Mobile marketing is here
Last year, 12 percent of major US brands did some form of mobile marketing, and US spending on wireless marketing and ads may surge to $602.3 million in 2009, from $104.4 million last year. Why? Mobile ads work. A sweepstakes SMS code printed on McDonald's Big Mac boxes increased sales by 3 percent. And 20 percent of cellphone users say they might be induced to receive promotions if they come with free air time, ringtones, games, or a free cellphone. Look for advertisers to try all kinds of ways to get the other 80 percent to convert.

Silicon Beat

Virtual goes mainstream
Linden Lab, the San Francisco creator of the virtual world game called Second Life, has just raised $11 million more in venture capital. Jeff Bezos, chief executive of Amazon, is an investor, which tells you that Second Life is going to become more mainstream. They want to help people make money by doing or selling whatever they want, virtually. Players currently spend $5 million on goods and services per month, on things like clothing and jewelry that they can buy from others. That's a $60 million annual economy.

A VC blog

Freemium
VC Fred Wilson's favorite business model goes like this: Give your service away for free, possibly ad-supported, but maybe not, acquire a lot of customers very efficiently through word of mouth, referral networks, organic search marketing, etc., then offer premium-priced, value-added services or an enhanced version of your service to your customer base. He asked readers of his blog to name this model. And Jarid Lukin of Alacra won for his moniker: Freemium.

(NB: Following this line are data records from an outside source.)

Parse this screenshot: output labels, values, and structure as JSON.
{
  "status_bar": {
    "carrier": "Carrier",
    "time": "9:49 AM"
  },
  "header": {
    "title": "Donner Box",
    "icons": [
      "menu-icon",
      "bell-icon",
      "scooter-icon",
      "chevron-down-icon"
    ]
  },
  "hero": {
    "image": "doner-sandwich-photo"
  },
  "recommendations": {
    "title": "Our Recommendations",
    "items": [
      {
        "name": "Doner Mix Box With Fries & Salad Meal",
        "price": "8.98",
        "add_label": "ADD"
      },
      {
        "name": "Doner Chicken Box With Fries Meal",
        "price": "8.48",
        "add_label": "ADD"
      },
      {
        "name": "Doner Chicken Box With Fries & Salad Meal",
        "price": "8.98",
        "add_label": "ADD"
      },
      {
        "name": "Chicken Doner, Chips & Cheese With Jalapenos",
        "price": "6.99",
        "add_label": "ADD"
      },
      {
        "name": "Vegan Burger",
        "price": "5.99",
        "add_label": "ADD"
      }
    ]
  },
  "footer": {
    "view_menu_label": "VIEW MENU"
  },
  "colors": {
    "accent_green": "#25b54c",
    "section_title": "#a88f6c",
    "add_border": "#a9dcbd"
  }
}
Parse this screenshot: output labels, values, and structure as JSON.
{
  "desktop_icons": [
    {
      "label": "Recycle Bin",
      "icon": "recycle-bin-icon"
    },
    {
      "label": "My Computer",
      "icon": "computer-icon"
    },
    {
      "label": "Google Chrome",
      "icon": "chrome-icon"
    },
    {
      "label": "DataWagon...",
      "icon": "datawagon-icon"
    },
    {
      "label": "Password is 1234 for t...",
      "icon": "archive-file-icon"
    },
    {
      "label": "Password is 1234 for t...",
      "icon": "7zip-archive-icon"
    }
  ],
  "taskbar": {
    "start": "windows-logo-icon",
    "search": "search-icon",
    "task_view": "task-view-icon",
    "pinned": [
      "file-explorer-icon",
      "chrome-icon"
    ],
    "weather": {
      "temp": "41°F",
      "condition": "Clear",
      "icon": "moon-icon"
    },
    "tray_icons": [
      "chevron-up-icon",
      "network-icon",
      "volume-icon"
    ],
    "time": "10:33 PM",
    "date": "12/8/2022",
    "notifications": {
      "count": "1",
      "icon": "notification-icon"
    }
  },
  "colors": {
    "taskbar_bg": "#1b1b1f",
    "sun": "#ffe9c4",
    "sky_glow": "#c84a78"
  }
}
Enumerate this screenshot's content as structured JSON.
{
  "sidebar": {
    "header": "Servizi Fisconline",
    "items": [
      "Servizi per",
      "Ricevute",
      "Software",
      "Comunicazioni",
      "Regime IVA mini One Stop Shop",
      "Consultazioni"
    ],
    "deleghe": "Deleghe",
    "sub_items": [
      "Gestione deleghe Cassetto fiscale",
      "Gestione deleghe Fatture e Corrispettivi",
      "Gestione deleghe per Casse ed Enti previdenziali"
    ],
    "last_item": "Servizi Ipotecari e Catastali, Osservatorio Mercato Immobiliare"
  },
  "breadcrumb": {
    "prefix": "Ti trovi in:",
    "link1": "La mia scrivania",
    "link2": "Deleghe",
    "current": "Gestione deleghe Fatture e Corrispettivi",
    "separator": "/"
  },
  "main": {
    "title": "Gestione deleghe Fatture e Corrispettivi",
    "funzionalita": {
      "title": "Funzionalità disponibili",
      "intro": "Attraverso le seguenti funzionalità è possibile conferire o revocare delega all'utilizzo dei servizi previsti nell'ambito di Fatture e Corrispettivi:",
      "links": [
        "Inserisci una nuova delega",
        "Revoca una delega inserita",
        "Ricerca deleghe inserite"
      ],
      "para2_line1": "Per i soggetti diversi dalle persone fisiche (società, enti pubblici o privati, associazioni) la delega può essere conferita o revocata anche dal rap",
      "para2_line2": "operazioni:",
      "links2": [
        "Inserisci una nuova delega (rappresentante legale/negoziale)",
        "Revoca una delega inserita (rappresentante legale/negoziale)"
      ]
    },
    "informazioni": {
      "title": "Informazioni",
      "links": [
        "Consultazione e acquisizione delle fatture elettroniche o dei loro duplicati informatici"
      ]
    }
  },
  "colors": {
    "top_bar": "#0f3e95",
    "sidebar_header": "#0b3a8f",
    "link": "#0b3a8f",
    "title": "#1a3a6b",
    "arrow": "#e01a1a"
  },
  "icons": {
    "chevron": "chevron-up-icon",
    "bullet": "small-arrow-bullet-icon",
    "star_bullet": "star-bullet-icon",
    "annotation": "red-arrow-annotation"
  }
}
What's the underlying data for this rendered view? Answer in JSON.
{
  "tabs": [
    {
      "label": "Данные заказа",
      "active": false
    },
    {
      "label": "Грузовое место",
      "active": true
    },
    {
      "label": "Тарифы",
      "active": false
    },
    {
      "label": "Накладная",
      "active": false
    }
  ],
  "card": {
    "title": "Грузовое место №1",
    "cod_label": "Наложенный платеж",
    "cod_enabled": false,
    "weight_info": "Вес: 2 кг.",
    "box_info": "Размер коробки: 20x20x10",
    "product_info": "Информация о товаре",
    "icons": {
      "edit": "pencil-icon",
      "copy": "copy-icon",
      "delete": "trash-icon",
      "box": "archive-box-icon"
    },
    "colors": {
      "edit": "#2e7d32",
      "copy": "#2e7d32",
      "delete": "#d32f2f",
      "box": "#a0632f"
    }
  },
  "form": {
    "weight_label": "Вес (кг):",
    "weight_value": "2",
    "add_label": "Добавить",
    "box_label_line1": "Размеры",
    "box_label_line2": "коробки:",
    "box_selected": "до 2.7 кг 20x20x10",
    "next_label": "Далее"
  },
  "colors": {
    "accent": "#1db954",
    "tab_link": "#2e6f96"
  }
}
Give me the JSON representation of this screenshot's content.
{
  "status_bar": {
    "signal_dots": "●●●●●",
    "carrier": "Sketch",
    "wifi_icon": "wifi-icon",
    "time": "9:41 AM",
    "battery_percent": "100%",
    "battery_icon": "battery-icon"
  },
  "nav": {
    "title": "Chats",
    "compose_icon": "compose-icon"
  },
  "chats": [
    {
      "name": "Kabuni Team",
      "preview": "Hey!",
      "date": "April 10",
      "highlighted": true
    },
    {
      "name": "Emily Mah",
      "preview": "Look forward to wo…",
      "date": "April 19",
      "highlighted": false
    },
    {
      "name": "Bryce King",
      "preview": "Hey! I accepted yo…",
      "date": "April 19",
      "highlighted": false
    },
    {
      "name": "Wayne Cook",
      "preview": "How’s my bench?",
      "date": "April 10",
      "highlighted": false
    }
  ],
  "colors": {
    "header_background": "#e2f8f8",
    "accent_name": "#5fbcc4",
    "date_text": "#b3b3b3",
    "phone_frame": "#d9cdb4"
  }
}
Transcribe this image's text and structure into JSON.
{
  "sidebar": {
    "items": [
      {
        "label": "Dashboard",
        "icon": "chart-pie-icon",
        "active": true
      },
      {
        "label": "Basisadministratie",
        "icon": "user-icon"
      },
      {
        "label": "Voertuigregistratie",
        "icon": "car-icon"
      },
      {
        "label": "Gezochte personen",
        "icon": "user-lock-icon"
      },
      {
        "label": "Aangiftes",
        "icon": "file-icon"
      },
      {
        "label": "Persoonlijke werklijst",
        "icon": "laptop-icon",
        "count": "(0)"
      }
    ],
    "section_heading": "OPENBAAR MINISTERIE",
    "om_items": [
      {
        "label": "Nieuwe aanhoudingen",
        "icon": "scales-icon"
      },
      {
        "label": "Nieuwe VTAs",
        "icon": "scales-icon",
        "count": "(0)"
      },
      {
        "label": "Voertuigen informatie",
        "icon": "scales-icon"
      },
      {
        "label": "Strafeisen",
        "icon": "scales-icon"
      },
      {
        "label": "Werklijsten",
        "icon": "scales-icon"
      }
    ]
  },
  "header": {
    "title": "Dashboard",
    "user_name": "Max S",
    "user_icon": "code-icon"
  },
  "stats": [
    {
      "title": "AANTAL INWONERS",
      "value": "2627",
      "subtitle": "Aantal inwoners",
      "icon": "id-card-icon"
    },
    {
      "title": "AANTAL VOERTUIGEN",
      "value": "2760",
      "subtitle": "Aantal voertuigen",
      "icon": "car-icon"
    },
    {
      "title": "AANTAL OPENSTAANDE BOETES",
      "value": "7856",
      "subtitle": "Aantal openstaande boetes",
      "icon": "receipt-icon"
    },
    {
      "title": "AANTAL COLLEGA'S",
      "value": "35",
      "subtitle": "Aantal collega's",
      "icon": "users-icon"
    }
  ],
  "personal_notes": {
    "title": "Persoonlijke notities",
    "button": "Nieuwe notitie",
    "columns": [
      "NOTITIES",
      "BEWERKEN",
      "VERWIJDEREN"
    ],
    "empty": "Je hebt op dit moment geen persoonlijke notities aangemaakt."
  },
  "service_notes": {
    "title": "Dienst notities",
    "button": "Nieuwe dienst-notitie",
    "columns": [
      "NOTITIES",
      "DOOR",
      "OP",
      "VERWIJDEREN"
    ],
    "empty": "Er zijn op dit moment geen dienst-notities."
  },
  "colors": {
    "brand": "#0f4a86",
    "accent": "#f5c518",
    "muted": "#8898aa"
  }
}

ZDNet Software as Services blog

Mash-up or meltdown?
Microsoft has the ultimate mash-up challenge. Different parts of the company are progressing at different speeds and from different starting points. They have to rewrite everything to adopt a services-based architecture. They have to tie into all the other diverse Microsoft products, including new, next-generation mash-up services. That's in addition to the Windows operating system. And it has to be done without alienating enterprise customers, consumers, or channel partners. Will the planet's biggest software company pull it off or melt down trying?

Ad Age

Eurogoogle attack
France and Germany dislike the idea of Googling. That's why they have a plan to create and launch a search engine later this year to rival Google, in part because they fear the Americanization of all culture. Thus was born Quaero, Latin for ''I search." Since Google works in more than 100 languages, Quaero's differentiator is going to be adding images to the search query. When you search on Paris, France, you don't get Paris Hilton. But will Quaeroing take off like Googling?

Salon

Tech hurts middle class
Wage inequality has been growing since around 1980. But according to Harvard economist Lawrence Katz, the real inequity is not between the top and the bottom, but between the top and the middle. Low-income worker wages have been staying about the same, or even slightly rising. But technology has made it so that highly skilled workers are disproportionately productive and can demand higher wages, while at the same time lowering the demand for medium-skilled workers whose routine tasks like bookkeeping and clerical work have been replaced by computers.